Question:9 Prove that y = \frac{4 \sin \theta }{(2+ \cos \theta )} - \theta is an increasing function of \theta\: \: in\: \: [ 0 , \pi /2 ]

Answer:

Given function is,
f(x) = y = \frac{4 \sin \theta }{(2+ \cos \theta )} - \theta

f^{'}(x) = \frac{dy}{d\theta} = \frac{4 \cos \theta(2+\cos \theta) - (-\sin \theta)4\sin \theta) }{(2+ \cos \theta )^2} - 1
= \frac{8 \cos \theta+4\cos^2 \theta + 4\sin^2 \theta - (2+ \cos \theta )^2 }{(2+ \cos \theta )^2}
= \frac{8 \cos \theta+4(\cos^2 \theta + \sin^2 \theta) - 4- \cos^2 \theta - 4\cos \theta }{(2+ \cos \theta )^2}
= \frac{8 \cos \theta+4 - 4- \cos^2 \theta - 4\cos \theta }{(2+ \cos \theta )^2}
= \frac{4 \cos \theta-\cos^2 \theta }{(2+ \cos \theta )^2}
Now, for \theta \ \epsilon \ [0,\frac{\pi}{2}]
\\ 4 \cos \theta \geq \cos^2 \theta\\ 4 \cos \theta - \cos^2 \geq 0\\ and \ (2+\cos \theta)^2 > 0
So, f^{'}(x) > 0 \ for \ \theta \ in \ [0,\frac{\pi}{2}]
Hence, f(x) = y = \frac{4 \sin \theta }{(2+ \cos \theta )} - \theta is increasing function in \theta \ \epsilon \ [0,\frac{\pi}{2}]

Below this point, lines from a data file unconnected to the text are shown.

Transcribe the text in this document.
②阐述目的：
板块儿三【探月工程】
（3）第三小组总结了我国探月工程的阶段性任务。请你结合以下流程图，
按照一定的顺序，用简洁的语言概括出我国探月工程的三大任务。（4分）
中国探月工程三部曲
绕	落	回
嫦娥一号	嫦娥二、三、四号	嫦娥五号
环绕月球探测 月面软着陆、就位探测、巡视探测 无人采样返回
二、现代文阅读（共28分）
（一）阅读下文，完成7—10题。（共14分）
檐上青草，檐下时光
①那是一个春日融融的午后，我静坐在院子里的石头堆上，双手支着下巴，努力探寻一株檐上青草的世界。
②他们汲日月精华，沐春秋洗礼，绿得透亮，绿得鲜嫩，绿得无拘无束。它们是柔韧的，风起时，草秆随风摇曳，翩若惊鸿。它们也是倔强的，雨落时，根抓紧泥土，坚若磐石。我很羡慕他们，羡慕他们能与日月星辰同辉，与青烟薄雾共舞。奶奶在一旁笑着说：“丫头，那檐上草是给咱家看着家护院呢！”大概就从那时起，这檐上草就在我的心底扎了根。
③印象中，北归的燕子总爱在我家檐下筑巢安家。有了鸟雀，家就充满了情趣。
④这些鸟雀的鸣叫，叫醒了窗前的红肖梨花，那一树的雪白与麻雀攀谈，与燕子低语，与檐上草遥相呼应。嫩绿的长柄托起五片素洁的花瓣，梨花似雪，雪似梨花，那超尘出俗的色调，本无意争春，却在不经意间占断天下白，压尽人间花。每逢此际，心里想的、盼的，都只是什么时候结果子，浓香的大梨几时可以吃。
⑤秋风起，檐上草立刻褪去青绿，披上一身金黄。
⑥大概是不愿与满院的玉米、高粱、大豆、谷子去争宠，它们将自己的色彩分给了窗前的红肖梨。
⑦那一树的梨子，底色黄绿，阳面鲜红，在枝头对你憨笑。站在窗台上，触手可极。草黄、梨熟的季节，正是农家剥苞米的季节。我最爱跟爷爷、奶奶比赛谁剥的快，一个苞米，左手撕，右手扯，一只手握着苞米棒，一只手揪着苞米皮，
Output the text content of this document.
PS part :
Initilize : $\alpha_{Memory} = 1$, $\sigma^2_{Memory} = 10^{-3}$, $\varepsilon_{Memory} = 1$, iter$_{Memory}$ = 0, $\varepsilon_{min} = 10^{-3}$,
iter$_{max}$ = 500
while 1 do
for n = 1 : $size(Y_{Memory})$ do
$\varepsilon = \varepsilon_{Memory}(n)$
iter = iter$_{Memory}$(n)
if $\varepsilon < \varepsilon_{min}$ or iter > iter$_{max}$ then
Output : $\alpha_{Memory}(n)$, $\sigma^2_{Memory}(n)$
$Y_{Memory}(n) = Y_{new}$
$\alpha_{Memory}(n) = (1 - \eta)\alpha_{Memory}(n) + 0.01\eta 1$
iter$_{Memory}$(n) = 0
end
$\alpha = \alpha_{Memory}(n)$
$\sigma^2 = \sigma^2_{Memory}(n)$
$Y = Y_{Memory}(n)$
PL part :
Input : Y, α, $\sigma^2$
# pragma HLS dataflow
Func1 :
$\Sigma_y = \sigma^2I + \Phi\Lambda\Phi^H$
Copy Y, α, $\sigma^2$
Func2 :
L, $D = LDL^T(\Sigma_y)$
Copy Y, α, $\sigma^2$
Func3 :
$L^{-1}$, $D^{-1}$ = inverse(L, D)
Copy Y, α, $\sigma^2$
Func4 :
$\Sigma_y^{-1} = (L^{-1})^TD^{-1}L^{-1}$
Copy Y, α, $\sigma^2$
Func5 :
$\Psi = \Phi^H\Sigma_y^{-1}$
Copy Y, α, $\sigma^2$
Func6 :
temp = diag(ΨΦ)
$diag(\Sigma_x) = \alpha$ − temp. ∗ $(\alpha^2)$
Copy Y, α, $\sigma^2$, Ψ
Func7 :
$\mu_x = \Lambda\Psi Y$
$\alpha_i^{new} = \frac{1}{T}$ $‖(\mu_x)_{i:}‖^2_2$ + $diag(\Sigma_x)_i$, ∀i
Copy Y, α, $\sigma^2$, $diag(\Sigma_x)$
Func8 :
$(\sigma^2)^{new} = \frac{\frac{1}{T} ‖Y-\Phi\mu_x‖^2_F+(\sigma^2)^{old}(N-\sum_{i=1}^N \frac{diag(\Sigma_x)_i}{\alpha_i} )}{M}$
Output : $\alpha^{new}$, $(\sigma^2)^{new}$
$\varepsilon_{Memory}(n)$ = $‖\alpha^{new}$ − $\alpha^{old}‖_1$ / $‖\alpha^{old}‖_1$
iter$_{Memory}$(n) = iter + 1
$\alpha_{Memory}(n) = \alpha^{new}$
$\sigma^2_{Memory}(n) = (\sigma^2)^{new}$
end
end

Question:10 Prove that the logarithmic function is increasing on ( 0 , \infty )

Answer:

Let logarithmic function is log x
f(x) = log x
f^{'}(x) = \frac{1}{x}
Now, for all values of x in ( 0 , \infty ) , f^{'}(x) > 0
Hence, the logarithmic function f(x) = log x is increasing in the interval ( 0 , \infty )

Question:11 Prove that the function f given by f ( x) = x ^2 - x + 1 is neither strictly increasing nor decreasing on (– 1, 1).

Answer:

Given function is,
f ( x) = x ^2 - x + 1
f^{'}(x) = 2x - 1
Now, for interval (-1,\frac{1}{2}) , f^{'}(x) < 0 and for interval (\frac{1}{2},1),f^{'}(x) > 0
Hence, by this, we can say that f ( x) = x ^2 - x + 1 is neither strictly increasing nor decreasing in the interval (-1,1)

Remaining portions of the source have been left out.